Robustness and Stability in Data Science
Moderator: Ryan Tibshirani, Carnegie Mellon University
Panelists: Aleksander Madry, MIT; Xiao-Li Meng, Harvard University; Richard J. Samworth, University of Cambridge and The Alan Turing Institute; and Bin Yu, University of California, Berkeley
The concept of statistical “robustness” has attracted much attention from the statistical research community, dating back to the seminal work of Huber in the 1970’s. The key idea is that statistical inferences and predictions should be insensitive to outliers and to small perturbations of the data. Data scientists have recently formulated more general concepts of “stability” that build on the earlier ideas but now in the context of large-scale data analyses. The panel will discuss recent progress and future directions.

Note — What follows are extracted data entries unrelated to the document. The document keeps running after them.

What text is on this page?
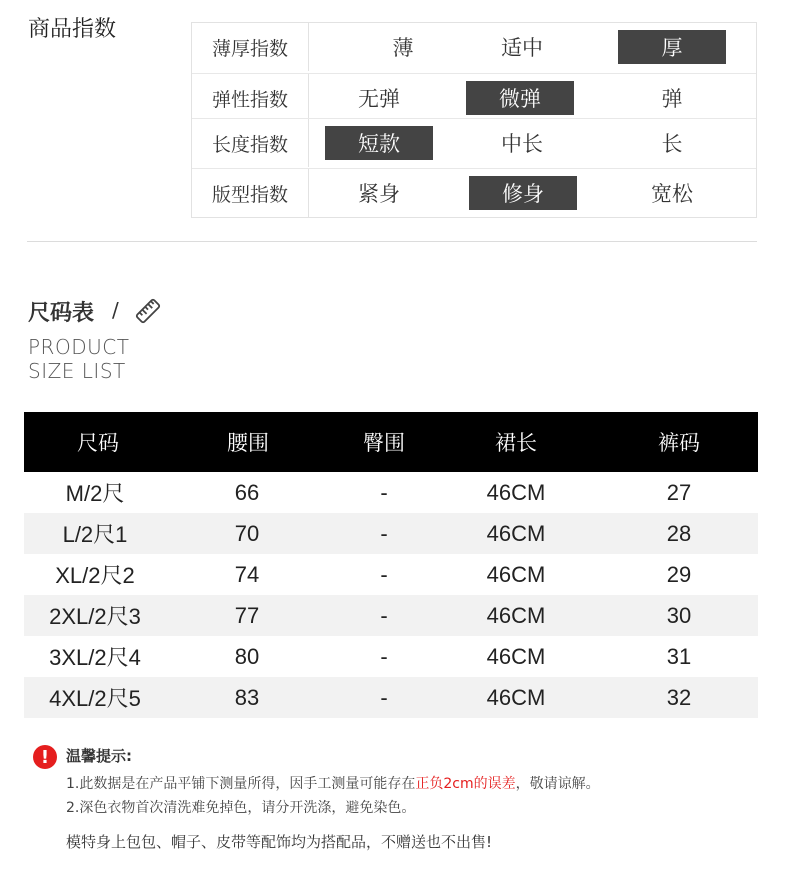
商品指数
薄厚指数	薄	适中	厚
弹性指数	无弹	微弹	弹
长度指数	短款	中长	长
版型指数	紧身	修身	宽松
尺码表 /
PRODUCT
SIZE LIST
尺码	腰围	臀围	裙长	裤码
M/2尺	66	-	46CM	27
L/2尺1	70	-	46CM	28
XL/2尺2	74	-	46CM	29
2XL/2尺3	77	-	46CM	30
3XL/2尺4	80	-	46CM	31
4XL/2尺5	83	-	46CM	32
!	温馨提示:
1.此数据是在产品平铺下测量所得，因手工测量可能存在正负2cm的误差，敬请谅解。
2.深色衣物首次清洗难免掉色，请分开洗涤，避免染色。
模特身上包包、帽子、皮带等配饰均为搭配品，不赠送也不出售!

Fairness and Ethics in Data Science
Moderator: Yannis Ioannidis, National and Kapodistrian University Athens
Panelists: Joaquin Quiñonero Candela, Facebook; Alexandra Chouldechova, Carnegie Mellon University; Andrew Gelman; Columbia University; and Kristian Lum, Human Rights Data Analysis Group
As data science plays an increasingly important role on our lives, critically important questions of fairness and ethics have taken on a new urgency. One worry is that data-based algorithms might reinforce previous patterns of bias and discrimination. Another concerns the motivations and biases that can permeate the work of (human) data scientists. Yet another is fake news and “deep fakes.” The panel will discuss these issues, their ramifications, and possible safeguards.
Future of Data Science
Moderator: David Madigan, Columbia University
Panelists: Michael I. Jordan, University of California, Berkeley; and Jeannette Wing, Columbia University
The panelists will discuss the most exciting research avenues in data science and what new innovations might be on the horizon.

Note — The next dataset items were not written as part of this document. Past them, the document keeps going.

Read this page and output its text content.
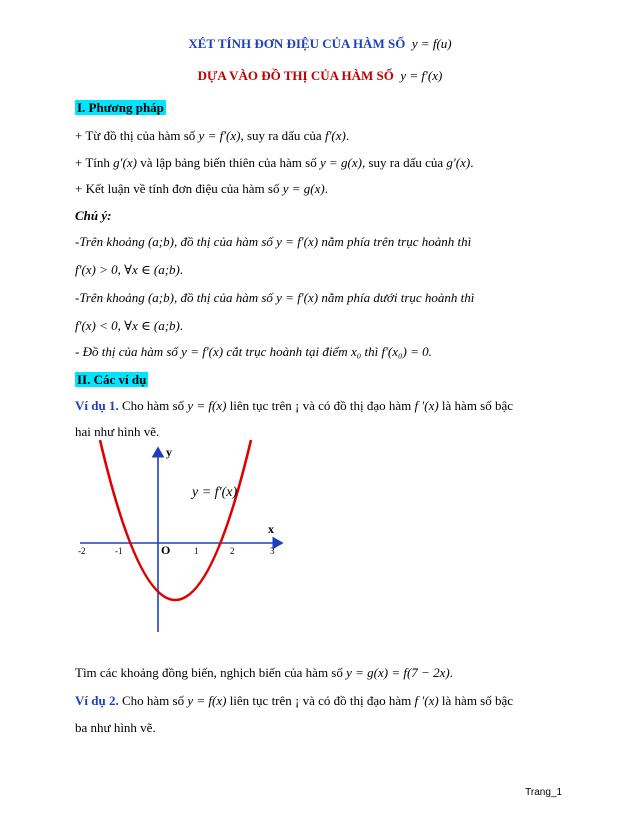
XÉT TÍNH ĐƠN ĐIỆU CỦA HÀM SỐ y = f(u)
DỰA VÀO ĐỒ THỊ CỦA HÀM SỐ y = f′(x)
I. Phương pháp
+ Từ đồ thị của hàm số y = f′(x), suy ra dấu của f′(x).
+ Tính g′(x) và lập bảng biến thiên của hàm số y = g(x), suy ra dấu của g′(x).
+ Kết luận về tính đơn điệu của hàm số y = g(x).
Chú ý:
-Trên khoảng (a;b), đồ thị của hàm số y = f′(x) nằm phía trên trục hoành thì
f′(x) > 0, ∀x ∈ (a;b).
-Trên khoảng (a;b), đồ thị của hàm số y = f′(x) nằm phía dưới trục hoành thì
f′(x) < 0, ∀x ∈ (a;b).
- Đồ thị của hàm số y = f′(x) cắt trục hoành tại điểm x₀ thì f′(x₀) = 0.
II. Các ví dụ
Ví dụ 1. Cho hàm số y = f(x) liên tục trên ¡ và có đồ thị đạo hàm f ′(x) là hàm số bậc
hai như hình vẽ.
y
x
y = f′(x)
O
-2	-1	1	2	3
Tìm các khoảng đồng biến, nghịch biến của hàm số y = g(x) = f(7 − 2x).
Ví dụ 2. Cho hàm số y = f(x) liên tục trên ¡ và có đồ thị đạo hàm f ′(x) là hàm số bậc
ba như hình vẽ.
Trang_1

Steering Committee: Jeannette Wing (Event Co-Chair), David Madigan (Event Co-Chair), Magdalena Balazinska, Joseph Gonzalez, Chris Holmes, Yannis Ioannidis, Ryan Tibshirani, and Daniela Witten
Media Registration: Contact Jim Ormond at [email protected]
ACM, the Association for Computing Machinery is the world’s largest educational and scientific computing society, uniting computing educators, researchers and professionals to inspire dialogue, share resources and address the field’s challenges. ACM strengthens the computing profession’s collective voice through strong leadership, promotion of the highest standards, and recognition of technical excellence. ACM supports the professional growth of its members by providing opportunities for life-long learning, career development, and professional networking.
IMS, the Institute of Mathematical Statistics, is an international professional and scholarly society devoted to the development, dissemination, and application of statistics and probability. The Institute currently has about 4,000 members in all parts of the world.